Here's my last class card from this past month...ooh, guess I better get busy and stamp some more!
Ingredients: Stamps - Just My Type; Paper - Just Add Cake, Whisper White, Pool Party, Early Espresso, So Saffron; Ink - Early Espresso, Pool Party; Other - Fashionable Hearts Embosslits die, So Saffron Taffeta ribbon, Mini Silver brads, Early Espresso marker, dimensionals.
STINKIN' CUTE!!! (YILM!) This brings memories back to me of my dad typing. He was wicked fast on a manual typewriter! He was the secretary for his bowling league and all those league documents had to be hand typed back then. Of course, this is the kind of typerwriter I learned on myself. There were a few electric typewriters in my junior high typing class, but we were expected to learn on the manual ones too. In college, I had a tiny manual Brother portable that I typed all my papers on...at least until I begged to be able to stay late in the Interlibrary Loan office where I worked at Western Michigan University so that I could use the IBM Selectric, which was a large improvement over what I had been using. We had heard the library director talk about his word processor, but we never even got a look at it!

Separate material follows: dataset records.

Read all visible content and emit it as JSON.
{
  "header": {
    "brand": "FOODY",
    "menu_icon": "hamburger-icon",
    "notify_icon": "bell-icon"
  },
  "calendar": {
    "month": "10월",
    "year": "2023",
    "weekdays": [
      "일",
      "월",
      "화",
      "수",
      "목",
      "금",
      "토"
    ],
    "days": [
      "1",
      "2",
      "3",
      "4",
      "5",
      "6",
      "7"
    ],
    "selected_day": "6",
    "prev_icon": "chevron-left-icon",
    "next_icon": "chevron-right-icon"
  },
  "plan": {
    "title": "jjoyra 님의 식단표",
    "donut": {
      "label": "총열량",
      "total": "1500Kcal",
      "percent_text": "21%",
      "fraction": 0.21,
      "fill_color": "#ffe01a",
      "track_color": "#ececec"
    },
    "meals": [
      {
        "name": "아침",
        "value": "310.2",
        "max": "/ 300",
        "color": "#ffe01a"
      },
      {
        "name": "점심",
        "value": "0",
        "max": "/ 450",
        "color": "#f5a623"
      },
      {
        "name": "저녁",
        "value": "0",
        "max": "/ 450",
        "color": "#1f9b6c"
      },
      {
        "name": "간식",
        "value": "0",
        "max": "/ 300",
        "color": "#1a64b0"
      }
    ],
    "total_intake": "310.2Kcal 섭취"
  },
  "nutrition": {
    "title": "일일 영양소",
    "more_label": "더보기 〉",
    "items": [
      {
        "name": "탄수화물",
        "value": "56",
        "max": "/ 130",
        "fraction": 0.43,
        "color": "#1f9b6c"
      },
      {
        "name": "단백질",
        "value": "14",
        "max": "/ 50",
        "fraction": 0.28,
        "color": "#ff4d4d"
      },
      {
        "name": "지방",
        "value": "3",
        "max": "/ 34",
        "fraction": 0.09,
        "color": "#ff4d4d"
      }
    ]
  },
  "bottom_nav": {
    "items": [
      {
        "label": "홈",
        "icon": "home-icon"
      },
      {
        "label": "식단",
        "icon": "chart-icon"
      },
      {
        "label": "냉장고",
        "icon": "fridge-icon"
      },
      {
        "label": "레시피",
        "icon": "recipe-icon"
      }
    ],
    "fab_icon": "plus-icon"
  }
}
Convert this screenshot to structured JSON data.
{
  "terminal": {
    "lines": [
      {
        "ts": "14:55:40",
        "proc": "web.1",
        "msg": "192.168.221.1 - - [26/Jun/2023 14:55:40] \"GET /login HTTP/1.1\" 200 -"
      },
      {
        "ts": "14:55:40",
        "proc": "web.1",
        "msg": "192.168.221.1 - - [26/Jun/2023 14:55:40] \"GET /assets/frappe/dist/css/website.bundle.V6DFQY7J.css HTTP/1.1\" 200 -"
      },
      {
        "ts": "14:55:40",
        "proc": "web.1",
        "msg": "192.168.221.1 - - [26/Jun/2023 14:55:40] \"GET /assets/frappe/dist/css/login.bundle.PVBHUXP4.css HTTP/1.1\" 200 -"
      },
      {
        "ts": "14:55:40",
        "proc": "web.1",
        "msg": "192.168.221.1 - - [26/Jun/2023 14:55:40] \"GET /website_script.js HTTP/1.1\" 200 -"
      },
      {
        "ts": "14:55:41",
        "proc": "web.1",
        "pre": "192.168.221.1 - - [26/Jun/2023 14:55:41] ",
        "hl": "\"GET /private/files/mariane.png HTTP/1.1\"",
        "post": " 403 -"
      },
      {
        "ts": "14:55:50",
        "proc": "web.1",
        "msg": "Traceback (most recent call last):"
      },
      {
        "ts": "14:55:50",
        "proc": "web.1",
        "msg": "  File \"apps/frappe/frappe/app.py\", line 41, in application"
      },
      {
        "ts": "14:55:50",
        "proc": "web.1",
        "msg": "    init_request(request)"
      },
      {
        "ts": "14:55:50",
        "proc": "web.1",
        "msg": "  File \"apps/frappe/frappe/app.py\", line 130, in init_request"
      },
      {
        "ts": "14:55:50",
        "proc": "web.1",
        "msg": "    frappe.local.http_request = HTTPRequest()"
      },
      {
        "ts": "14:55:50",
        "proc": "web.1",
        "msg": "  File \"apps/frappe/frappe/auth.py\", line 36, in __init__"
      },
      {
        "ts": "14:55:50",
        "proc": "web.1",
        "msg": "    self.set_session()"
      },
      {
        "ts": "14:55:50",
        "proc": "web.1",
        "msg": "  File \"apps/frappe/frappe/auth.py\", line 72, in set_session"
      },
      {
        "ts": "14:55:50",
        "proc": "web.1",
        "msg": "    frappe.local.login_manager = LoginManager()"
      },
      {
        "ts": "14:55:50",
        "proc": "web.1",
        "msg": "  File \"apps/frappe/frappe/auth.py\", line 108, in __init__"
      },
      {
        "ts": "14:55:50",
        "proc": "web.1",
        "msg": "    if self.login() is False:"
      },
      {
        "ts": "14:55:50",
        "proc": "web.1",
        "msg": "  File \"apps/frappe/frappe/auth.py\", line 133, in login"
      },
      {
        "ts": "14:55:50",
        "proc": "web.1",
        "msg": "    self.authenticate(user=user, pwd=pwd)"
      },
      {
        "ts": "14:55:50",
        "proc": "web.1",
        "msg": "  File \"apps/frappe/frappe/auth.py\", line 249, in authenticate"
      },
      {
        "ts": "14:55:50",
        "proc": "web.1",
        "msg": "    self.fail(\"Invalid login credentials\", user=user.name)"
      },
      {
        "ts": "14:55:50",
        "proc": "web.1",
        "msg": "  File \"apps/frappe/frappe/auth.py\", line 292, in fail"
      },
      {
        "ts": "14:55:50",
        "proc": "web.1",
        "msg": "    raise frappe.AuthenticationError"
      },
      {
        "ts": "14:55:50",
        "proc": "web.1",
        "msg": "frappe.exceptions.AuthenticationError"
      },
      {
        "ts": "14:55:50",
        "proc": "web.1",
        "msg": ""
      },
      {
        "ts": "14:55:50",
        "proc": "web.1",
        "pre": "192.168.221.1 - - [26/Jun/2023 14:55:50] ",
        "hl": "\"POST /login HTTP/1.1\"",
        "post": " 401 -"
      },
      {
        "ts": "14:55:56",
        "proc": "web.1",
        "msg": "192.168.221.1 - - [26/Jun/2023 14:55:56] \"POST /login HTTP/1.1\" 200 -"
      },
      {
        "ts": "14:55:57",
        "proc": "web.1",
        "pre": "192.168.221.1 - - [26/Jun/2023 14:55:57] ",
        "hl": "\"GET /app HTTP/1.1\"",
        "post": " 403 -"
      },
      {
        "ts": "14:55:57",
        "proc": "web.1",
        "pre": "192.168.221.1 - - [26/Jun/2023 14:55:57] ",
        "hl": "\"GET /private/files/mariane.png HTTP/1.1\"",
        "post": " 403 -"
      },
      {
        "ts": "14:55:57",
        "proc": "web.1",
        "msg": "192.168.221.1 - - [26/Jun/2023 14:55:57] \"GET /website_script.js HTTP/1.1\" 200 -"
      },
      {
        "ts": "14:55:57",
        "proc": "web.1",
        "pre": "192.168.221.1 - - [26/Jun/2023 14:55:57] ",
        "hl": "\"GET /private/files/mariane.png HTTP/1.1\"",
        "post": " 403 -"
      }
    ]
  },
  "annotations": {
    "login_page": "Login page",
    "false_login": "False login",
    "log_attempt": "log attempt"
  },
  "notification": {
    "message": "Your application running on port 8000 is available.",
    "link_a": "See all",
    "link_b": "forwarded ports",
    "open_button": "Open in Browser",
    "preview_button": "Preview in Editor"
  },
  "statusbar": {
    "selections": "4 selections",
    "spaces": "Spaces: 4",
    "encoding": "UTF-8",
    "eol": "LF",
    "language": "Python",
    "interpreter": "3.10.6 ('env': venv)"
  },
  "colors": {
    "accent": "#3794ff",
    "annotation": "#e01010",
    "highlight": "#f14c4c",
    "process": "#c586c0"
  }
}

It wasn't until I lived in Illinois that I learned word processing and not until we moved back to Michigan that we had a computer of our own...ah, yes, our beloved Macintosh 512Ke. Can you imagine? 512K of disk space!!! It was AMAZING! We bought it used for the paltry sum of $1000!!! ROFL!
My typing class in junior high was great fun. And it led to my present career:
Who knew? Ta!


























One of my first jobs out of college was selling IBM selectrics. They were so SMOOTH.... loved the feel of those keyboards. Of course the job was short lived - word processing was coming into vogue in 1985. I left the typewriter sales job for - you guessed it - a job at MicroAge computers selling those Macintosh 512Ke's. We sold a ton of them and at the time they were state of the art baby. Thanks for the walk down memory lane with this post.
Posted by: Linda Monroe | February 10, 2012 at 12:24 PM
I was such a 'dork'... when I got my first job after graduating, I went out and BOUGHT myself an IBM Selectric, in the green color so that it matched my room. Sheesh... I think I may even have the holder with various font balls!!!
Me too, Jan... thanks for the walk down memory lane.
Posted by: Kraftyaunt | February 10, 2012 at 03:29 PM
Hee hee this brought back some memories for me too. In typing class in High School, we only had manual typewriters. It wasn't until I'd been working for a couple of years that electric typewriters came in (yep, showing my age here!) I don't think my fingers would be strong enough now to touch-type on a manual - that's if I could even find one! Great card btw!
Posted by: KarrenJ | February 10, 2012 at 10:51 PM
Ah, the golden years, um, I mean the good old days of manual/electric typewritters! boy, kids nowadays just don't know what they missed out on, do they! :)
Posted by: Mary | February 11, 2012 at 09:54 AM
My darling dad bought me a Selectric typewriter when I went to college (yes, I'm really old, though I was only 16 as a freshman). I had totally forgotten those font balls! My dad got me one that had Spanish characters on it, and I got jobs typing Spanish majors and professors papers and letters. So cool! Wonder if anyone makes a Selectric typewriter stamp?! Wouldn't be as cute in your card though, Jan!